Diberitakan sebelumnya, Kejagung telah membuka penyidikan baru kasus dugaan korupsi pada proyek pembangunan jalur kereta api Besitang-Langsa. Kasus ini ditaksir merugikan keuangan negara sebesar Rp1,3 triliun. Meski diterbitkan sprindik, namun kasus ini belum ditetapkan tersangkanya.
Dalam kasus ini, Kejagung menduga terdapat pihak-pihak yang memanfaatkan pekerjaan proyek tersebut untuk mendapatkan keuntungan pribadi. Modusnya, para pihak itu telah merekayasa pelaksanaan proyek dengan cara memecah nilai proyek menjadi beberapa dengan nominal yang lebih kecil dengan tujuan untuk menghindari pelaksanaan lelang.

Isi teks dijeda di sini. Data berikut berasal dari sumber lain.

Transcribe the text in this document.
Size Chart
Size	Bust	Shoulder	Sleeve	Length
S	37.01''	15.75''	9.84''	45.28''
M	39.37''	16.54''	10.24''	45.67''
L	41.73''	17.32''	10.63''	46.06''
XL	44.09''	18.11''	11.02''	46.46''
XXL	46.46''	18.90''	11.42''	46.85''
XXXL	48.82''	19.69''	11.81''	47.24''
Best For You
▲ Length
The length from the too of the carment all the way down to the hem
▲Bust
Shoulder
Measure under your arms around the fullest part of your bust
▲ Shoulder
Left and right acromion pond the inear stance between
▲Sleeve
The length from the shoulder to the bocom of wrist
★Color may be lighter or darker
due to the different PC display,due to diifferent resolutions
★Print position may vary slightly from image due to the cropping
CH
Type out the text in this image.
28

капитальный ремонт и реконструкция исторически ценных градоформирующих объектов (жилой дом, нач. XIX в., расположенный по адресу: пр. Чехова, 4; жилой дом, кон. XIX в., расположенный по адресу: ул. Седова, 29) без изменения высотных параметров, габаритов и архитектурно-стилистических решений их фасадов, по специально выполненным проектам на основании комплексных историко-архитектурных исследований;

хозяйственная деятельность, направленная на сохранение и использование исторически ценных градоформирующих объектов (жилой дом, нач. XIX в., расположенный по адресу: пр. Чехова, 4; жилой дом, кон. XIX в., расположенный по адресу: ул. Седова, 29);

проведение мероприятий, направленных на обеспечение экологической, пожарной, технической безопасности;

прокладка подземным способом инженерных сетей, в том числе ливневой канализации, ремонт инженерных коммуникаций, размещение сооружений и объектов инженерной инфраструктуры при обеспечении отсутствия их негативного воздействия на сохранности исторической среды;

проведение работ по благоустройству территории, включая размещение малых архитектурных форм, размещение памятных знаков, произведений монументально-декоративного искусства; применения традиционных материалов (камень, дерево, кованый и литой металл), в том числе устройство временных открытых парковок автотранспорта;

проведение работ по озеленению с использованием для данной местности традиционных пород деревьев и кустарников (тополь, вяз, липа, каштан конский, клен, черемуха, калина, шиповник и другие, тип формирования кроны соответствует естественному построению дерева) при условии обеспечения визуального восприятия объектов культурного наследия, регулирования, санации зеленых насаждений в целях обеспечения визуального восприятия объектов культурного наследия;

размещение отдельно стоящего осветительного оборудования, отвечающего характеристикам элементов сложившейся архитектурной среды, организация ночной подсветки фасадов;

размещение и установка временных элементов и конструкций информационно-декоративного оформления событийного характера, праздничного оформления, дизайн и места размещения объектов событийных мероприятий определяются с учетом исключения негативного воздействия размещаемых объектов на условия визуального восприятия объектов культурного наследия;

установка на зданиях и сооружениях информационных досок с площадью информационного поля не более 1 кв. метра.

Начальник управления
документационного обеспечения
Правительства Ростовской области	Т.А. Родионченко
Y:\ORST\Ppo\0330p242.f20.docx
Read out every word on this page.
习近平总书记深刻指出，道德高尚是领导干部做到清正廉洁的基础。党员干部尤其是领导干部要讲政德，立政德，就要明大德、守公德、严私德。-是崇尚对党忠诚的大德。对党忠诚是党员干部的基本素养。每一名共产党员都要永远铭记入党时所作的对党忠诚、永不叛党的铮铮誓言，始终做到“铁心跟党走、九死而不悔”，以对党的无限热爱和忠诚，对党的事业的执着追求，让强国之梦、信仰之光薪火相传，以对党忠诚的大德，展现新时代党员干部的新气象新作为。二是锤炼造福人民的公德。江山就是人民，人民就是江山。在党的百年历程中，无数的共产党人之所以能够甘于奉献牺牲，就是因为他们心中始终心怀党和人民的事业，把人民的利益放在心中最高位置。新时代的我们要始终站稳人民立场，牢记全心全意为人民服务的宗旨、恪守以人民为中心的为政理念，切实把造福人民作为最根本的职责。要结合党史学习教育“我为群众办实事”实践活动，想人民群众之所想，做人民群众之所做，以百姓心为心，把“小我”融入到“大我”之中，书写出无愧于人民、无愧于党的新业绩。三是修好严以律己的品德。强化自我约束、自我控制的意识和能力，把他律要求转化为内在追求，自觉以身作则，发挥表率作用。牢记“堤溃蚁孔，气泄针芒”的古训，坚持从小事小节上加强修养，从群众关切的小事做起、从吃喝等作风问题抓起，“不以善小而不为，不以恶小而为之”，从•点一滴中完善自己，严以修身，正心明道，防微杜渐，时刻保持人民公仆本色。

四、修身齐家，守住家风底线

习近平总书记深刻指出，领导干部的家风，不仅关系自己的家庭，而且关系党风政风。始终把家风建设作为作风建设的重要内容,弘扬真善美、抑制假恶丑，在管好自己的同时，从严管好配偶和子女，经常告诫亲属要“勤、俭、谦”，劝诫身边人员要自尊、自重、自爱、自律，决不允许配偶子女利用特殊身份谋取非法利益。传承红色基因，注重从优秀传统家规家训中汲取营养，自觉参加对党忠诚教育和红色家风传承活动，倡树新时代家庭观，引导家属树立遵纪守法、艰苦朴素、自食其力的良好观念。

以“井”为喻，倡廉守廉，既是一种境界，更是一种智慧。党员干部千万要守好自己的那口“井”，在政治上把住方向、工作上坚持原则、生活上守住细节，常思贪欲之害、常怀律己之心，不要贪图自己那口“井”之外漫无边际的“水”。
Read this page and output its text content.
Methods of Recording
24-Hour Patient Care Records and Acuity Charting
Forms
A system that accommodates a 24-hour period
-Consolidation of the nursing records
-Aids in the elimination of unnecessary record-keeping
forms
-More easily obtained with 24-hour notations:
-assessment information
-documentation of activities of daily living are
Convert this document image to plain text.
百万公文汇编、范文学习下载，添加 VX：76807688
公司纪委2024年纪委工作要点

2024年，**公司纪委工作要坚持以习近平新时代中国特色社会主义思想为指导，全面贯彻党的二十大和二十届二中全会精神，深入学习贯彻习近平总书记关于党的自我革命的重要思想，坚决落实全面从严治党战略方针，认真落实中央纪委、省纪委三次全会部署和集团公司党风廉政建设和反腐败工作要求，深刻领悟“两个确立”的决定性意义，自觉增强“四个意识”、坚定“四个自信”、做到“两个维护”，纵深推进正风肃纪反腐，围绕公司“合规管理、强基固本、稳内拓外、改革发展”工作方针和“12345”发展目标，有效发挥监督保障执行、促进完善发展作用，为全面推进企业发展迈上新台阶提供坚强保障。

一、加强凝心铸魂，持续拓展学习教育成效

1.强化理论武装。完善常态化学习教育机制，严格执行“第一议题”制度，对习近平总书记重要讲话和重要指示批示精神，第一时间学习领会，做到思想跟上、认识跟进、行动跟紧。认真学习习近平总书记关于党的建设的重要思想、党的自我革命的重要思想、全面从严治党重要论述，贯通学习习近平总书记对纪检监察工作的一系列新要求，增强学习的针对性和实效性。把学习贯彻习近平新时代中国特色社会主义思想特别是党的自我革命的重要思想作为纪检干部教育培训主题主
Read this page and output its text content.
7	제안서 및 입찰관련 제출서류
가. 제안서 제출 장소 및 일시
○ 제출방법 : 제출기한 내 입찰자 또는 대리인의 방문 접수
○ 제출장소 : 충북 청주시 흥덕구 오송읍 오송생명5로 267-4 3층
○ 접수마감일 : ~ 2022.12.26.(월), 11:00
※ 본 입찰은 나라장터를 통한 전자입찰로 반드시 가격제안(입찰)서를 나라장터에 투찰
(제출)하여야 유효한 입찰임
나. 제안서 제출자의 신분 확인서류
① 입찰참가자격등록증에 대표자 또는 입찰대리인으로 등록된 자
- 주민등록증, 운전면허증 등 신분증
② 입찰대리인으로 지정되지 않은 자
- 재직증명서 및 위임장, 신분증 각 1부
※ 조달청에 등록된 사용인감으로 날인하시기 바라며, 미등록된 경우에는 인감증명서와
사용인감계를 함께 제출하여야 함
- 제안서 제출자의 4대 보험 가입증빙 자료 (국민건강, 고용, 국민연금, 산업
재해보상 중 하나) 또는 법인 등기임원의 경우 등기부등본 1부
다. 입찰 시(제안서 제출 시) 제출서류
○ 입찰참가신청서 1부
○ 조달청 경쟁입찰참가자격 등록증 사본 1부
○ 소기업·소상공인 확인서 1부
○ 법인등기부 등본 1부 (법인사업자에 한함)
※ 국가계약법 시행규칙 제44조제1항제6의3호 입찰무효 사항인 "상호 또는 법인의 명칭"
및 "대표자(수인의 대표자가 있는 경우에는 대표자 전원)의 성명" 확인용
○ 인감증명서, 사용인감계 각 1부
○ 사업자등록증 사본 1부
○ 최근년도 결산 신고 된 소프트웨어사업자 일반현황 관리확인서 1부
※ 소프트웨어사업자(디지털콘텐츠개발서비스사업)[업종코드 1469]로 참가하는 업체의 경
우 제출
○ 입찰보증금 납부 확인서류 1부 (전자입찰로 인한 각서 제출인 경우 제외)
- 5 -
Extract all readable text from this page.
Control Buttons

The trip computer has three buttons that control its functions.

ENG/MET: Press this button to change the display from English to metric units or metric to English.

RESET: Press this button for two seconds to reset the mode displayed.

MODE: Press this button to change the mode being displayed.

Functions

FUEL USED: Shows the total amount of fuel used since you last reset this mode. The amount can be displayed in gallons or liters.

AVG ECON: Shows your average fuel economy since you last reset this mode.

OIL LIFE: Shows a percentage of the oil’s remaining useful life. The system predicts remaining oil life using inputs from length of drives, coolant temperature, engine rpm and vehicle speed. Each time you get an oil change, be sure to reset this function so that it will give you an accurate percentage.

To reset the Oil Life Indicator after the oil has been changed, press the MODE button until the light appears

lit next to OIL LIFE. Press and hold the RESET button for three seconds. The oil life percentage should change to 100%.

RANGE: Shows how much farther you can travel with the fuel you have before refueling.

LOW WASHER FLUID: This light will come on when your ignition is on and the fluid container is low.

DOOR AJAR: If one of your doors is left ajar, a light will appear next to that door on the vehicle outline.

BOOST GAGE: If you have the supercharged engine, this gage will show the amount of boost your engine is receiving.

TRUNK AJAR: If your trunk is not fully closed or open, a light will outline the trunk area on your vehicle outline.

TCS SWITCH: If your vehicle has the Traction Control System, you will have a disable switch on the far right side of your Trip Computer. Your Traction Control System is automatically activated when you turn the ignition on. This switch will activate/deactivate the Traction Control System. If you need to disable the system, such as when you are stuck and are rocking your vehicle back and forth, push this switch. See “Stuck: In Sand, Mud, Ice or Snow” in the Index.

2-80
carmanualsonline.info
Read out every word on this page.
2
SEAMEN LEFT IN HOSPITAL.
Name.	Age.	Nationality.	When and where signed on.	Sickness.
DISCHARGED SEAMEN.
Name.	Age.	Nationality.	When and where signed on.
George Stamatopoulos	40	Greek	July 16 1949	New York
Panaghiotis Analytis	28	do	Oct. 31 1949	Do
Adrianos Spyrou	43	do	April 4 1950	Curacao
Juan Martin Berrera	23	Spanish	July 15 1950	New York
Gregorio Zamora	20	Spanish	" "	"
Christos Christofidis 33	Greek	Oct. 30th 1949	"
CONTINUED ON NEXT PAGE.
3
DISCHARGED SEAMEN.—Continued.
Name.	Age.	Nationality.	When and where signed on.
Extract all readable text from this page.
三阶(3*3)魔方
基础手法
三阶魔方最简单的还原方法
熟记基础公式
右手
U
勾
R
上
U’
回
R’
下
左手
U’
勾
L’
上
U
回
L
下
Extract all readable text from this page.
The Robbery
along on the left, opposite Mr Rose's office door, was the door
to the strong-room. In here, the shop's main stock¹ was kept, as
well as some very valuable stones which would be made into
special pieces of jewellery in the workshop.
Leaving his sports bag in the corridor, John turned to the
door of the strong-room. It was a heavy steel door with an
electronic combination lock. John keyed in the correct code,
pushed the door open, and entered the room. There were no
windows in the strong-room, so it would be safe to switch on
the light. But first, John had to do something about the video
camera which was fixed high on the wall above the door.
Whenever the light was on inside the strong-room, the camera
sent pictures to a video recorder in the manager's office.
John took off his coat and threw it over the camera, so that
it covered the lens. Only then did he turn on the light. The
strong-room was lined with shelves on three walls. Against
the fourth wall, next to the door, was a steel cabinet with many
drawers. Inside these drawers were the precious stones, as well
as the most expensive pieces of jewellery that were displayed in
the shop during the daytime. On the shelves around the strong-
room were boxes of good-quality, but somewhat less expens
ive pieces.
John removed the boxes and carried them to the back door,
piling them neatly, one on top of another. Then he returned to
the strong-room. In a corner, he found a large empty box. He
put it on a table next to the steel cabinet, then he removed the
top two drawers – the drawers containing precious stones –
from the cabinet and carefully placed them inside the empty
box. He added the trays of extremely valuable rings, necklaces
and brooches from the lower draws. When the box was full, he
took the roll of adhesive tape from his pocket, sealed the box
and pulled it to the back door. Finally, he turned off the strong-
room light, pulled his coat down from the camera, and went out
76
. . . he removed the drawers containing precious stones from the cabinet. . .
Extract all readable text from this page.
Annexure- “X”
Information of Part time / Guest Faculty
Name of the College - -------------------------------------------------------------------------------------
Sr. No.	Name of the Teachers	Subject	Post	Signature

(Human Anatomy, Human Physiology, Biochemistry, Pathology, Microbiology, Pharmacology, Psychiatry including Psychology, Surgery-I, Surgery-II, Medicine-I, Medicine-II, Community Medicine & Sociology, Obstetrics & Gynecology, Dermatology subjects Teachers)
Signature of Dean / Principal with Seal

Selain itu pelaku juga diduga telah mengalihkan jalur kereta api dari yang telah ditetapkan di dalam kontrak dengan maksud untuk keuntungan pihak-pihak tertentu. Hal itu mengakibatkan kerugian keuangan negara hingga mencapai Rp1,3 triliun.(Yudha Krastawan)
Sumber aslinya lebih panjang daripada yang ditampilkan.